其次致曲。曲能有誠。誠則形。形則著。著則明。明則動。動則變。變則化。唯天下至誠為能化。

其の次は曲を致(きわめる)む。曲なるも能く誠有り。誠あれば則ち形る。形れば則ち著し。著しければ則ち明らかなり。明らかなれば則ち動かす。動かせば則ち變ず。變ずれば則ち化す。唯天下の至誠のみ能く化するを為す。

<語釈>
○「其次」、鄭注:明らかなるに自りて誠なる者を謂う。至誠の次の段階、乃ち二十一節で謂う「教」のこと。○「曲」、鄭注:猶ほ小小の事なり。○「動」、鄭注:「動」は人の心を動かすことなり。

                   第二十四節
至誠の道を極めた有徳の人は、何事も事前に察知することが出来る。何となれば、禍福吉凶は天が明らかに之を知り、その兆を人々に報せようとしているからである。たとえば国家が隆盛に向かおうとするときは、必ずその瑞祥が現れるし、亡びに向かうときは、必ず禍の兆が現れる。それは筮竹や龜甲の占いにも表れるし、人の動作や威儀にも現れる。だから天から授けられた性を明らかにして至誠を身に備えている人は、禍福が至らんとすれば、天が示す兆を能く理解して、善事も不善の事も、事前に察知することが出来る。それだから至誠はあたかも神のようであると言えるのである。

至誠之道、可以前知。國家將興、必有禎祥。國家將亡、必有妖孽。見乎蓍龜、動乎四體。禍福將至、善必先知之、不善必先知之。故至誠如神。

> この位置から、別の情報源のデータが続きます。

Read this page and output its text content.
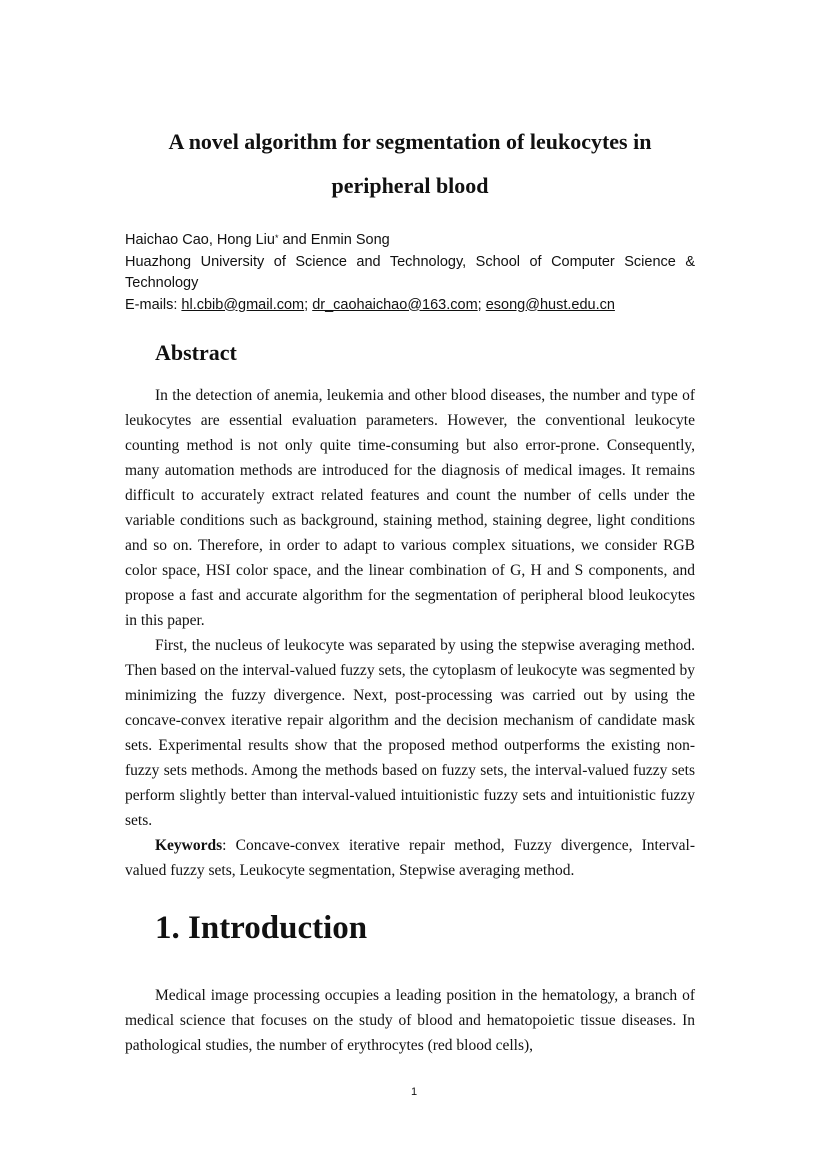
A novel algorithm for segmentation of leukocytes in
peripheral blood

Haichao Cao, Hong Liu* and Enmin Song

Huazhong University of Science and Technology, School of Computer Science & Technology

E-mails: hl.cbib@gmail.com; dr_caohaichao@163.com; esong@hust.edu.cn

Abstract

In the detection of anemia, leukemia and other blood diseases, the number and type of leukocytes are essential evaluation parameters. However, the conventional leukocyte counting method is not only quite time-consuming but also error-prone. Consequently, many automation methods are introduced for the diagnosis of medical images. It remains difficult to accurately extract related features and count the number of cells under the variable conditions such as background, staining method, staining degree, light conditions and so on. Therefore, in order to adapt to various complex situations, we consider RGB color space, HSI color space, and the linear combination of G, H and S components, and propose a fast and accurate algorithm for the segmentation of peripheral blood leukocytes in this paper.

First, the nucleus of leukocyte was separated by using the stepwise averaging method. Then based on the interval-valued fuzzy sets, the cytoplasm of leukocyte was segmented by minimizing the fuzzy divergence. Next, post-processing was carried out by using the concave-convex iterative repair algorithm and the decision mechanism of candidate mask sets. Experimental results show that the proposed method outperforms the existing non-fuzzy sets methods. Among the methods based on fuzzy sets, the interval-valued fuzzy sets perform slightly better than interval-valued intuitionistic fuzzy sets and intuitionistic fuzzy sets.

Keywords: Concave-convex iterative repair method, Fuzzy divergence, Interval-valued fuzzy sets, Leukocyte segmentation, Stepwise averaging method.

1. Introduction

Medical image processing occupies a leading position in the hematology, a branch of medical science that focuses on the study of blood and hematopoietic tissue diseases. In pathological studies, the number of erythrocytes (red blood cells),

1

至誠の道は以て前知す可し。國家將に興らんとすれば、必ず禎祥有り。國家將に亡びんとすれば、必ず妖孽(ヨウ・ゲツ)有り。蓍龜(シ・キ)に見われ、四體に動く。禍福將に至らんとすれば、善も必ず先に之を知り、不善も必ず先に之を知る。故に至誠は神の如し。

<語釈>
○「禎祥」、瑞祥。○「妖孽」、「孽」は禍、禍の兆。○「蓍龜」、「蓍」(めどぎ)は筮竹のこと、本来はめどはぎの茎を使っていたが、後に竹を使うようになったので、筮竹と呼ばれるようになった。「龜」は龜甲の卜。○「四體」、鄭注は、龜の四足であるとし、朱子は動作威儀の意に解す。朱子説のほうが妥当であると思うので、私は朱子説を採用した。

<解説>
第二十節までは、誠の働きについて、実際の効用について述べられていたが、二十一節からは、誠の本質と、それを生まれながらに具現する人と、学んで具現する人について述べている。乃ち誠は天より与えられた性であり、聖人はそれに基づいて常に徳を明らかにする。君子賢人は学んで徳を明らかにするように務めることによって、誠を身に備えた有徳者になることができる。そのような身に備えた誠こそが万物や人々を化育し、善に導いていくことが出来るのである。又此の世に起こる禍福吉凶は必ず天が其の兆を示しているので、天から与えられた至誠を身に備えていれば、その兆を事前に察知することが出来、物事の善事も不善の事も事前に察知することが出来、道に迷うことも無い。このように誠の本質は神と並び称せられるほどのものである。それが故に至誠を身に備えた聖人や君子は、人々から尊ばれ畏敬の念を寄せられるのである。